雇用プロセスに沿って制度をそれぞれ紹介してきたが、各種制度は要件を満たしていれば「併給」も可能だ。例えば、事業者は試行雇用の期間中に障害者トライアル雇用奨励金を受け取り、正式雇用した後で特定求職者雇用開発助成金を受け取ることができる。
さらに従業員数50人以上の農業法人が障害者の雇用義務を果たすために初めて障害者を雇用する場合、一事業主につき120万円を支給する「障害者初回雇用(ファースト・ステップ)奨励金」制度がある。要件を満たす対象法人であれば、制度上は前記2制度との三重取りも制度上は可能となる。もちろん初回雇用とトライアル、初回雇用と特定求職者との併給だけでも可能だ。
【高齢の企業人材確保にも使える助成金制度】
国の雇用関係助成金には、事業発展のために企業経験豊富なシルバー人材を確保したいと考える農業経営者が使えるものもある。

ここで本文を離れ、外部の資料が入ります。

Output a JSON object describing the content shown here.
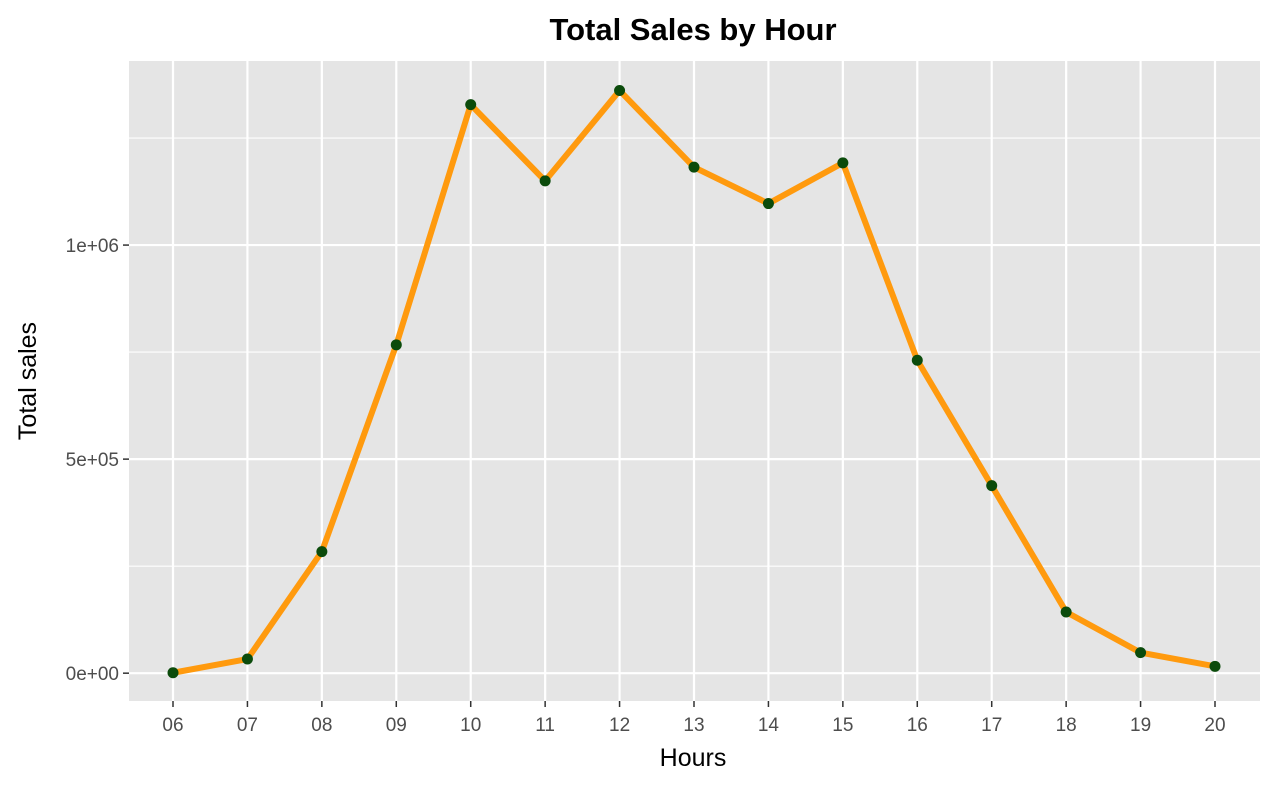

例えば、先に挙げた特定求職者雇用開発助成金制度の対象には「60歳以上65歳未満の高年齢者」が含まれている。企業経験は豊富だが再就職先がなかなか見つからない、定年で会社を退職したが農の分野で働きたい、といった人材をこの制度で雇い入れれば、事業主には1年間で90万円が支給される。
ほかにも企業人材の獲得に活用できそうなのが、「高年齢者雇用安定助成金の高年齢者労働移動支援コース」制度だ。これは民間の人材紹介会社の紹介で、他の事業所に在籍する65歳未満の従業員を定年の1年前から定年退職までの間に雇用すると、一人につき70万円が支給される(短時間労働者として雇用する場合は40万円)制度である。それまでの知識・経験を生かすという意味で、主に同業種間の会社移動が想定されているようだが、制度上は同業種間に限るという要件の制約はない。むしろ移動する本人と移籍元事務所の事業主との同意が必要なので、農の分野では農業法人間の移動より異分野の企業人材獲得のほうが使い勝手がよいのではないか。
障害者雇用では、労働能力が著しく低いなどの場合に限り、最低賃金を減額できる特例が認められている。最低賃金を一律に適用するとかえって雇用機会を狭めるおそれがあるためで、減額する場合は使用者が個別のケースごとに都道府県労働局長の許可を受ける必要がある。